Europe & Africa Market Update 2 June
Bunker prices across European and African ports have moved in mixed directions, while prompt availability remains tight at the Gibraltar Strait ports.
IMAGE: Aerial view of the Bay of Gibraltar. Getty Images
Changes on the day to 09.00 GMT today:
- VLSFO prices up in Durban ($32/mt) and Rotterdam ($1/mt), and down in Gibraltar ($9/mt)
- LSMGO prices up in Gibraltar ($25/mt), and down in Durban ($82/mt) and Rotterdam ($16/mt)
- HSFO prices up in Durban ($144/mt), unchanged in Rotterdam, and down in Gibraltar ($8/mt)
- B30-VLSFO down in Gibraltar ($69/mt) and Rotterdam ($41/mt)

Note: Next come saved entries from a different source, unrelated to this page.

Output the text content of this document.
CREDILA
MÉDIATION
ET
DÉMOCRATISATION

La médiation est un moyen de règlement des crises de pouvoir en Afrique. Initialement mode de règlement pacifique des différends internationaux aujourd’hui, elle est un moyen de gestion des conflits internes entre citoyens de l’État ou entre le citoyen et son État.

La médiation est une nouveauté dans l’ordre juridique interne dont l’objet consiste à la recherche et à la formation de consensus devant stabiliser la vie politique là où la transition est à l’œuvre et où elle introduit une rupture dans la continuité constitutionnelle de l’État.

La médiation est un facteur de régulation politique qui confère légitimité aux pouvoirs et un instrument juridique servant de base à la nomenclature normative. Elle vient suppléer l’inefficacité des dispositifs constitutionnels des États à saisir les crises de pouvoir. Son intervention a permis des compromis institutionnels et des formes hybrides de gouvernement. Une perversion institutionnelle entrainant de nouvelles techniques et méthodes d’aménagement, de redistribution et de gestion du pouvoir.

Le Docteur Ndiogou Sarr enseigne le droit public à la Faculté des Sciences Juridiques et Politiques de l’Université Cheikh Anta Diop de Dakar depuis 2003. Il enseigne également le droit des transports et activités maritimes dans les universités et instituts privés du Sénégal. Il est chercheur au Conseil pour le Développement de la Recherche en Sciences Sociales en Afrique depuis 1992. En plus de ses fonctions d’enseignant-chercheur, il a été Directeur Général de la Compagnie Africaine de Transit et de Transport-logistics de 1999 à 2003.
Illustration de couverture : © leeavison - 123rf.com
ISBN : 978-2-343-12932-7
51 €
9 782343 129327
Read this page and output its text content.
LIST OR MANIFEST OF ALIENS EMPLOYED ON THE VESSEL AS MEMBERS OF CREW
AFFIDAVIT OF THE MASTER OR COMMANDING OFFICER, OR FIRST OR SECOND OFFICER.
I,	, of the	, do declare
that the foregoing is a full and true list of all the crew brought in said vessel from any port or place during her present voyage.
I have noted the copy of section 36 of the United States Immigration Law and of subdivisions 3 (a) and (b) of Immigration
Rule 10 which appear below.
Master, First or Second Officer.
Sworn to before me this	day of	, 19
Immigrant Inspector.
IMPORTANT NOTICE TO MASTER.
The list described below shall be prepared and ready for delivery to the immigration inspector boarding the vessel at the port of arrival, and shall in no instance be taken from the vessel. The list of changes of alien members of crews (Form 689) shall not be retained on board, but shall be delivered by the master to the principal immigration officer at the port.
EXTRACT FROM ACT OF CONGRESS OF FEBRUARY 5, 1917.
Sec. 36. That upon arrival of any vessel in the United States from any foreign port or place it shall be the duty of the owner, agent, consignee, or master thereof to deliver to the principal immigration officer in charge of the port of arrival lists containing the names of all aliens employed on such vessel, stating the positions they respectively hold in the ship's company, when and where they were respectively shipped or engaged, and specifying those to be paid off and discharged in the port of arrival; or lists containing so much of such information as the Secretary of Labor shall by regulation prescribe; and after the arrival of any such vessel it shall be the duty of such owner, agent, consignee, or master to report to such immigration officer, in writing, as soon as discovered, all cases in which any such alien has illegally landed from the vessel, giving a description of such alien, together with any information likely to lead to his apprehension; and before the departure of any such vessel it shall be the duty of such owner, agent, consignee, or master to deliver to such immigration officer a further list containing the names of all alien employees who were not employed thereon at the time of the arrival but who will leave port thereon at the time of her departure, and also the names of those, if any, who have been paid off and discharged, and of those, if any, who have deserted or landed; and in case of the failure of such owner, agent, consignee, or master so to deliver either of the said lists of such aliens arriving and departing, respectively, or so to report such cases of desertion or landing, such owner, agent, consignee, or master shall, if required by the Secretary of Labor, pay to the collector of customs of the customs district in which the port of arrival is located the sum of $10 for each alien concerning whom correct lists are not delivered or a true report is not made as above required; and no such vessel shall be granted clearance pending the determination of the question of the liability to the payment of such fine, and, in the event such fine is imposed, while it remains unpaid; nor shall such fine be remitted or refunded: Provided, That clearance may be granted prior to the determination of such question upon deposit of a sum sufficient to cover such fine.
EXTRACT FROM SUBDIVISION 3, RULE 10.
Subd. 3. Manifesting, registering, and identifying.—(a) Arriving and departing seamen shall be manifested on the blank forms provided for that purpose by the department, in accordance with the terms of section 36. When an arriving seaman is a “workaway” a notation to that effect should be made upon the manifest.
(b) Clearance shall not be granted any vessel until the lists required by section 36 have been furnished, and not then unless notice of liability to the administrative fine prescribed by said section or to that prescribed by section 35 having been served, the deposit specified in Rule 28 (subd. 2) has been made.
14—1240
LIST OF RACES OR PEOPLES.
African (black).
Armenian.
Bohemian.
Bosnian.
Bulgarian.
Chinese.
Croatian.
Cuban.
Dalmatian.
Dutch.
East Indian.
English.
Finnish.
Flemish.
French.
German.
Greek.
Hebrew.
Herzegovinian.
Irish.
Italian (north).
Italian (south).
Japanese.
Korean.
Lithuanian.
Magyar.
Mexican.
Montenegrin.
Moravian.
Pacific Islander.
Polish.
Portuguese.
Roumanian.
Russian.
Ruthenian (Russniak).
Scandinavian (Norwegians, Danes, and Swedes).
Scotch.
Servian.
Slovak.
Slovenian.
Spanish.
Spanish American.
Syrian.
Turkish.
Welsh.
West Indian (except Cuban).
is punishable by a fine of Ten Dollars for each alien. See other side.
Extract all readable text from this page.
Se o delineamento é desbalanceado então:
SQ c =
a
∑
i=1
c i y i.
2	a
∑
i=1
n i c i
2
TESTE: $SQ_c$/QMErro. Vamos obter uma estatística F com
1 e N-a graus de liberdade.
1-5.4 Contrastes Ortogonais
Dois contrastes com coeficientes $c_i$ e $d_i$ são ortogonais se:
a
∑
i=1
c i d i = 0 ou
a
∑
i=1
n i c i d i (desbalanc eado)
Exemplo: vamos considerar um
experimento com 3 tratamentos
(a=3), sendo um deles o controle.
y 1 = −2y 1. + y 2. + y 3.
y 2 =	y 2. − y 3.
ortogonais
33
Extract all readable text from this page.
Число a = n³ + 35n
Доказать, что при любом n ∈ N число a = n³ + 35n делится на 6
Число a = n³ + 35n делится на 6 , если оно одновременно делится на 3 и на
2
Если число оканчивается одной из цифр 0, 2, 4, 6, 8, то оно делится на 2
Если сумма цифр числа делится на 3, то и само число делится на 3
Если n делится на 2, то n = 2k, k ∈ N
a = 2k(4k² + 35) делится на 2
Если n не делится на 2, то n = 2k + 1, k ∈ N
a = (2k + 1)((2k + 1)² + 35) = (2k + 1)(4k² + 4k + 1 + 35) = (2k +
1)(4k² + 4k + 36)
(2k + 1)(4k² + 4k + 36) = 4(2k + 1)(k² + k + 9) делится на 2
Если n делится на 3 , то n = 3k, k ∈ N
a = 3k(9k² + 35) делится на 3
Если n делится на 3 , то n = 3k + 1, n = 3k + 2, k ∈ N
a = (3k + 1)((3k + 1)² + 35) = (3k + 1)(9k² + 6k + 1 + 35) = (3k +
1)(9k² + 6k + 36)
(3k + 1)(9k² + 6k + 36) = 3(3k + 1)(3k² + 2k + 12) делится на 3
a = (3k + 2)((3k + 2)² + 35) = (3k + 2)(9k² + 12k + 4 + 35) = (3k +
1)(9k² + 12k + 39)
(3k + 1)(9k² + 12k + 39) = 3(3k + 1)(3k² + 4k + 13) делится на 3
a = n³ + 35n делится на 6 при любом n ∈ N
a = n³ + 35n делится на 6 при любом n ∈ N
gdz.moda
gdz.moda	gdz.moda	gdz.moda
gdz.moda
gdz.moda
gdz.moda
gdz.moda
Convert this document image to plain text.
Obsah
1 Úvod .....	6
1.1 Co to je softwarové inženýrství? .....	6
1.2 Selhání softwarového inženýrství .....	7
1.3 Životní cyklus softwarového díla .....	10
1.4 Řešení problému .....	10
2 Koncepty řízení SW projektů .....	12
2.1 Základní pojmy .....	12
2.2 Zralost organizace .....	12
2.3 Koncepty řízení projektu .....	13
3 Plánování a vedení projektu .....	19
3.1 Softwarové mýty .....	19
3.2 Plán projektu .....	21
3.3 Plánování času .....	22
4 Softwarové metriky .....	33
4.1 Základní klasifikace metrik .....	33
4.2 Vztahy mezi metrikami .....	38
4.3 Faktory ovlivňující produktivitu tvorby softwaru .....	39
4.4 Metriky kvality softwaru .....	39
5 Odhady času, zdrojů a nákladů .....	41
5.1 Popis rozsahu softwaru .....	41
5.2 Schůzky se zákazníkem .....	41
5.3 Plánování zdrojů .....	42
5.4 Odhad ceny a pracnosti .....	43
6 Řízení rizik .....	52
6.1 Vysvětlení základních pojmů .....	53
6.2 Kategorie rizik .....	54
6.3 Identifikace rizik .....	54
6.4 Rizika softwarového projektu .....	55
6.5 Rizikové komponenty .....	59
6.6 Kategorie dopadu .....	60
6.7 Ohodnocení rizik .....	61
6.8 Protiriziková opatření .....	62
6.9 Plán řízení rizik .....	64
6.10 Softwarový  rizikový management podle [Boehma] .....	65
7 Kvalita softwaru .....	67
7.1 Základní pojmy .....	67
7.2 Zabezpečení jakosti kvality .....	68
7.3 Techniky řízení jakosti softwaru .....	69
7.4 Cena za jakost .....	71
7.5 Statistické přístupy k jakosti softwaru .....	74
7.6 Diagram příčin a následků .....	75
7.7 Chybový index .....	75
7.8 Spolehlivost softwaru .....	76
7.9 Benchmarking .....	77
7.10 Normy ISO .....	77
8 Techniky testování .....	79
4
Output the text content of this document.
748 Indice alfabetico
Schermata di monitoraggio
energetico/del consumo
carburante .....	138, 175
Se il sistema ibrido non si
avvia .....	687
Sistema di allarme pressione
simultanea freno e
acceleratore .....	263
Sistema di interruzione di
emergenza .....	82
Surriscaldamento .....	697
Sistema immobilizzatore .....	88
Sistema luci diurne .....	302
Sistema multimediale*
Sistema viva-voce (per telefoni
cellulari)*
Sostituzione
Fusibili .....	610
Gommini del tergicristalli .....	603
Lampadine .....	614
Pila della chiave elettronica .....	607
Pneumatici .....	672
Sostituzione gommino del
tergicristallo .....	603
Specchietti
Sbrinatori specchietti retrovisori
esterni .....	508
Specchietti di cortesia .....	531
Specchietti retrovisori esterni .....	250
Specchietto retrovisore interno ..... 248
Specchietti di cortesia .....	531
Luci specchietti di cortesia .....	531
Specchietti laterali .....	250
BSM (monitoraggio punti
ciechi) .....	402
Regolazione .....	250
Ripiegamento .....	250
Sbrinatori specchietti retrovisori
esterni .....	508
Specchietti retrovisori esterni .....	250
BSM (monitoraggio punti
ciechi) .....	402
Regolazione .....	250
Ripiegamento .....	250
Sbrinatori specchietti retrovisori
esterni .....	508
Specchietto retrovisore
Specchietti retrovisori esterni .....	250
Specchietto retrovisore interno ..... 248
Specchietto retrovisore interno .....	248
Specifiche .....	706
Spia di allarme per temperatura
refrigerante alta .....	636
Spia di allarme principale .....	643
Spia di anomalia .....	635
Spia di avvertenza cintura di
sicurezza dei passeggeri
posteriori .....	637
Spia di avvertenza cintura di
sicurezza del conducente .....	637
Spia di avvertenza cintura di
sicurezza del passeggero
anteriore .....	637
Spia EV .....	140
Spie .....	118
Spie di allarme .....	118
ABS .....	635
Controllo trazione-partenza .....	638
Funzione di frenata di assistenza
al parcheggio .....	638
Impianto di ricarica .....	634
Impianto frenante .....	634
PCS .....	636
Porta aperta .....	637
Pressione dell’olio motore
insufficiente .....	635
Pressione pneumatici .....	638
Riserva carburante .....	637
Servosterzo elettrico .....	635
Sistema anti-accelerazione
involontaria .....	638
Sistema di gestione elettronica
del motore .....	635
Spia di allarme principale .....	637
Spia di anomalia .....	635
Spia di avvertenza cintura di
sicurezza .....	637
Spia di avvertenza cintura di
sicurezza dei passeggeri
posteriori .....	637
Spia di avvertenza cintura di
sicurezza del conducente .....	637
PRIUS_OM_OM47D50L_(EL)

Over the past session, Gibraltar’s LSMGO price has increased steeply, while Rotterdam’s LSMGO price has dropped.
A 50-150 mt stem, fixed in Gibraltar at $1,295/mt, pushed the benchmark higher at the port. Consequently, Gibraltar’s price premium over Rotterdam has widened by $41/mt to $131/mt in a single day.
Fuel availability is tight in the Gibraltar Strait ports, with buyers advised to book stems around 7-10 days in advance to get good coverage from suppliers, a trader said.
There are 10 vessels currently awaiting bunkers at Gibraltar, and most suppliers are delayed by around 12-24 hours, port agent MH Bland said.
Brent
The front-month ICE Brent contract has declined by $0.89/bbl on the day, to trade at $93.26/bbl at 09.00 GMT.
Upward pressure:
Brent’s price has felt upward pressure following reports that Iran is stepping back from the ongoing negotiations with Washington and moving ahead with a complete blockade of the Strait of Hormuz.
The breakdown in negotiations comes shortly after Israel’s military moved further inside Lebanon, raising concerns of a broader Middle East conflict.
Meanwhile, Oman’s Maritime Security Centre (MSC) issued an advisory for all vessels to exercise extreme caution after sighting a suspected floating mine in the region.
Crude oil prices can surge to $180/bbl by August if the US-Iran conflict intensifies and the Strait of Hormuz remains closed, Jorge León, head of geopolitical analysis at Rystad Energy, said in an interview with CNBC.
“Oil price direction continues to be dictated by Iran-related headlines amid considerable uncertainty over how negotiations between the US and Iran are progressing,” two analysts from ING Bank noted.
Downward pressure:
Despite the absence of significant bearish drivers, Brent’s price has declined today.
Market participants will be watching closely for any further signs of progress in US-Iran negotiations.
“President Trump says that negotiations are continuing,” ING Bank’s analysts noted.
Negotiators from both sides agreed on a draft memorandum of understanding last week to extend the ceasefire and lift restrictions on shipping through the Strait of Hormuz.